As an agency staffer, I'm generally looking at 3 things from the brand guidelines:
- Brand Colours
- Brand Fonts
- Tone of Voice
Of these, Tone of Voice is merely useful, and can be worked out from the company website.
The rest is irrelevant to me, and exists only to indicate to designers which sections of the guidelines can be broken and which can't.
The Cardinal Rule
Then there is the one firm rule applied consistently across every brand I've worked with: don't mess with the logo.
Almost all brands devote the first dozen pages of their guidelines to introducing the logo, and a long list of restrictions about it's usage. Sure, this is important. Nothing upsets brand owners more than incorrect usage of their logo, and with good reason. The logo is the most visible mark of brand identity. It's the one thing that customers instantly recognise about you. Having a clear and unmodified logo across all marketing collateral builds a connection with the audience and proves ownership of the message.
But do brand guidelines really need to repeat all this stuff, given that they're virtually the same for all brands? If you've ever read a brand guidelines you'll know the score. Those dozen pages boil down to three things:
- Don't modify or transform the logo
- Make sure the logo is distinct and prominent, with a set amount of spacing around it.

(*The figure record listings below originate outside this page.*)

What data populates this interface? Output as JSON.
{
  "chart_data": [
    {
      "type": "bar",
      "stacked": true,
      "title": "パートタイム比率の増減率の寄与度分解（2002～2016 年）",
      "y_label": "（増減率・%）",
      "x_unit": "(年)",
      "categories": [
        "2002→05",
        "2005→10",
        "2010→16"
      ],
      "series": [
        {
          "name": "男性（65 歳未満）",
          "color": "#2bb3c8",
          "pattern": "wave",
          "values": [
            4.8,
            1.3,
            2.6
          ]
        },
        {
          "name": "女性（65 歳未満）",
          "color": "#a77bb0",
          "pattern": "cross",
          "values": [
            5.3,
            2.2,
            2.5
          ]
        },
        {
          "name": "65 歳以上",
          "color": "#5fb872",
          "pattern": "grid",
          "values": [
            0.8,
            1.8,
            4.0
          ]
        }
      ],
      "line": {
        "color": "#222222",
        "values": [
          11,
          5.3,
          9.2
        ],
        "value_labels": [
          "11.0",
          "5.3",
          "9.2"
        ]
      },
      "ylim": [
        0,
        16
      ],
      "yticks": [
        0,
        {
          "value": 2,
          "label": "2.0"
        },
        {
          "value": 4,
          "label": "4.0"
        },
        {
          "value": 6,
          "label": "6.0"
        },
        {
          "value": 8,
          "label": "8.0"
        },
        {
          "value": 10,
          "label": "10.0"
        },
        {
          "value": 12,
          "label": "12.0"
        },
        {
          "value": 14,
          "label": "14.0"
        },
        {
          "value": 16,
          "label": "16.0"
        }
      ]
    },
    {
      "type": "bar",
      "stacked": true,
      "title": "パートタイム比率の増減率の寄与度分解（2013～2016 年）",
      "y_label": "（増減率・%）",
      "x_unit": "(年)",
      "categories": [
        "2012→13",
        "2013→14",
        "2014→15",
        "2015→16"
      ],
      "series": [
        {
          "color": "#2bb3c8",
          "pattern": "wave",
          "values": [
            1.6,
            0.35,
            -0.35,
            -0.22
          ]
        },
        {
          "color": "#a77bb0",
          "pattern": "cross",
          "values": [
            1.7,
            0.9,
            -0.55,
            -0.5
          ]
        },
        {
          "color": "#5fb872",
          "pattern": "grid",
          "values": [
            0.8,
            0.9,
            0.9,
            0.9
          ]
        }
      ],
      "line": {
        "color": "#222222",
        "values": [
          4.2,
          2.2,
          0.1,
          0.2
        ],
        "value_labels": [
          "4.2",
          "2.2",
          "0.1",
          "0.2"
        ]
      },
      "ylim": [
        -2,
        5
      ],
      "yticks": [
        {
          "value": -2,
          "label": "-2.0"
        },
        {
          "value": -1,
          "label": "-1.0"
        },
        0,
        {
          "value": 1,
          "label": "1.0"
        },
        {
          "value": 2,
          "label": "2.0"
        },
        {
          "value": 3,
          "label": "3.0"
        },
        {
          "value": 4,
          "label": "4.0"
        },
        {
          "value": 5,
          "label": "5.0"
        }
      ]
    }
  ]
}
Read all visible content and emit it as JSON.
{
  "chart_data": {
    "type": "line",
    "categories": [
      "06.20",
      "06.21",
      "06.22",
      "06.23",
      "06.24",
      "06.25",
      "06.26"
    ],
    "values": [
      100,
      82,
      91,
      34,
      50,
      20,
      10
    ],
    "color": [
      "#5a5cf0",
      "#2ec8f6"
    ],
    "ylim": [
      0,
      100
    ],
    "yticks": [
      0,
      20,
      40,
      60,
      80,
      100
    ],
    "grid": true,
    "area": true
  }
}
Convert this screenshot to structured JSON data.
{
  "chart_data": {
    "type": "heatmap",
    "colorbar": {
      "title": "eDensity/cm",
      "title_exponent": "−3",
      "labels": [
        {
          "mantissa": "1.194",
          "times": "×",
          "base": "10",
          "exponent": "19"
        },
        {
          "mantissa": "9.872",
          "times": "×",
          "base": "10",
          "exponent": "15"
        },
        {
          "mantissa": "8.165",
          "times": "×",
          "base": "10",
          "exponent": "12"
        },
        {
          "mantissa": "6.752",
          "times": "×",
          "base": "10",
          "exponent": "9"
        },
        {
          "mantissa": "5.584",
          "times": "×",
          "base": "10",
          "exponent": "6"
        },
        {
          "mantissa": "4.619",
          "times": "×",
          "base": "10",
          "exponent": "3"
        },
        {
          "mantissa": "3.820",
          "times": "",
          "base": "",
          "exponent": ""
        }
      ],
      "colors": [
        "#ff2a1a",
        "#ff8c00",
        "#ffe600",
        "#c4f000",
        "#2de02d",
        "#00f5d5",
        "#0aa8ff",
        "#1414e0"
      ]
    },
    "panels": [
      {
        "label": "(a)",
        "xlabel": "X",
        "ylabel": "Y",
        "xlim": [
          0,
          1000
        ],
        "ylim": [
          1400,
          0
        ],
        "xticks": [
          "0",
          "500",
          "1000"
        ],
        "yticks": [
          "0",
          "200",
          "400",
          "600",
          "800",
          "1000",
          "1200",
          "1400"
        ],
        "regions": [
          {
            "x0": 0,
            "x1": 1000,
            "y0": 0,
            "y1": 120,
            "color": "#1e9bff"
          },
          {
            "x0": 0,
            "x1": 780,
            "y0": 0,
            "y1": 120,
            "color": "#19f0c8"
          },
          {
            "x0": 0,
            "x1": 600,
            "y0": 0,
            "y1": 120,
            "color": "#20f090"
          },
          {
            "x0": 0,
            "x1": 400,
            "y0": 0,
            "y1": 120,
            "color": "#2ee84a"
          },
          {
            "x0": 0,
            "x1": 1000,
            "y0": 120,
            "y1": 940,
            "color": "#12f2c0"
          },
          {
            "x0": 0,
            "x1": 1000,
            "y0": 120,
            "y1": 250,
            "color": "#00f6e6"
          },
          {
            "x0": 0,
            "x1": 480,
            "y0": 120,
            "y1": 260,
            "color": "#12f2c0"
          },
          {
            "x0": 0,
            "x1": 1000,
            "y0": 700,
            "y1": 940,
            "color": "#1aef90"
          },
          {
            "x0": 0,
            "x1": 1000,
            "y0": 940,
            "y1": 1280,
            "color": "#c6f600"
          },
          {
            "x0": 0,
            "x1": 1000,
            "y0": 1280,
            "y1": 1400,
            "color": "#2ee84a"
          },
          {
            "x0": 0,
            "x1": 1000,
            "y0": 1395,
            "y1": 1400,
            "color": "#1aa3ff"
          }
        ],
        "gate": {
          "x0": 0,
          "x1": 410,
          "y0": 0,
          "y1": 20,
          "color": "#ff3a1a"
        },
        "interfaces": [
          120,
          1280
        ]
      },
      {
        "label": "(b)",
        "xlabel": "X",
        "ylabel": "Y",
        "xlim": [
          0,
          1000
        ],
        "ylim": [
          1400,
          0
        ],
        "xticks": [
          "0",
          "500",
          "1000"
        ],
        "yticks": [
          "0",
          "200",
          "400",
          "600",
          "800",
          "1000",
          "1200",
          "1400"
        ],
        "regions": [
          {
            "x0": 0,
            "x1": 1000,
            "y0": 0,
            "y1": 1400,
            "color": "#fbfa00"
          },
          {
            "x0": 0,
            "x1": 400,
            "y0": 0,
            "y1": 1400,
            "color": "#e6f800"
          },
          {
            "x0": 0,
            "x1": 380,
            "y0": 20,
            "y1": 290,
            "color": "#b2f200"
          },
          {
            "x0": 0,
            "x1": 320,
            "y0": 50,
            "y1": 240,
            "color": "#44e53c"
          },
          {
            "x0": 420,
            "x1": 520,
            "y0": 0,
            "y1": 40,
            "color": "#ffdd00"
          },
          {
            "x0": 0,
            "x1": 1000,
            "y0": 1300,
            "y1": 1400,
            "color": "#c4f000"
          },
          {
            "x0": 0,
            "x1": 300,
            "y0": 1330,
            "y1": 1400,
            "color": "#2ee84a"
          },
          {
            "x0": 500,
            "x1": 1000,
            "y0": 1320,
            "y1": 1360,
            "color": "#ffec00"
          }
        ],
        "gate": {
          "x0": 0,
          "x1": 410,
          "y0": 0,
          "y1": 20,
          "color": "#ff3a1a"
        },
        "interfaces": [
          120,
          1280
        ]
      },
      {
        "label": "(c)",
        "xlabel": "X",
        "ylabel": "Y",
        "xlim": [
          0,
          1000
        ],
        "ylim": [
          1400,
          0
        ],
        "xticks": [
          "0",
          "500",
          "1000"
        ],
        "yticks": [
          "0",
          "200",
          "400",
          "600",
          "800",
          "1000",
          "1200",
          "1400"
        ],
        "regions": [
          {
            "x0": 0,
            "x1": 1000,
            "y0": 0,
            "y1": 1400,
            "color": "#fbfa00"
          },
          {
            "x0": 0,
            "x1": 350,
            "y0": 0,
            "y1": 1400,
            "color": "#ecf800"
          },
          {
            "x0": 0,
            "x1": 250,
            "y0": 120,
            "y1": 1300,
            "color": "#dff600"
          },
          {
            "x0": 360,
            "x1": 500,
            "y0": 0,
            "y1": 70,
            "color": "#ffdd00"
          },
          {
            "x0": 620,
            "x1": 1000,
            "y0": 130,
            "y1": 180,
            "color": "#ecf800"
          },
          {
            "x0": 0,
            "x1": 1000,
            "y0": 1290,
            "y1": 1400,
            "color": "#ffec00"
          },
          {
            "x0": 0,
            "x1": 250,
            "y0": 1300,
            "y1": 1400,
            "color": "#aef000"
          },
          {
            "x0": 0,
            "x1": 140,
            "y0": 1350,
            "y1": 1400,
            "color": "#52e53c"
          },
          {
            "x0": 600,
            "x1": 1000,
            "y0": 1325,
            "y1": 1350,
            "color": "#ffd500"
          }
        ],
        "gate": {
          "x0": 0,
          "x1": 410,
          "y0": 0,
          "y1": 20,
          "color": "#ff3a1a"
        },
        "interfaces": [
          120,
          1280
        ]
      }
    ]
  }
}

- Don't change the colour of the logo
Permitted Variations
Then there's Lenovo. If you go to their website, the logo changes orientation and style depending on the screen size. On desktop, the logo is vertical. On mobile, it's horizontal. If you scroll on the page, it's replaced completely with a brand icon.
At least the colour is consistent. At all screen sizes the logo is red. Except when it's green, or blue, or orange. In the settings app on my laptop it's green. I'm led to believe that there are rules about which colour variation should be used when. However, I've not read the guidelines which detail the usage of each colour.
Logo variations are not a new idea, almost every brand has them. However, the sheer number of logo variations available to Lenovo is dizzying. The brand pages on their website include a zip file with 28 different logo variations. Plus a similar number of brand icon variations.
Brand Impact
The multiple variations don't seen to harm them. They're still a successful and instantly recognisable brand. I doubt your average consumer or corporate IT buyer would have trouble identifying them on the basis of variations in the logo colour. They might not even notice. Which raises the million dollar question. Is there a difference in conversion rates or email click rates as a result of the different colour schemes?
It's widely believed that colours do have an impact on brand perception, and thus conversion rates. There are plenty of studies which claim to prove them. If Lenovo do have numbers on this topic, I am curious to see them. I doubt we ever will. We can only judge this by whether they remove some off the logo variations from public usage.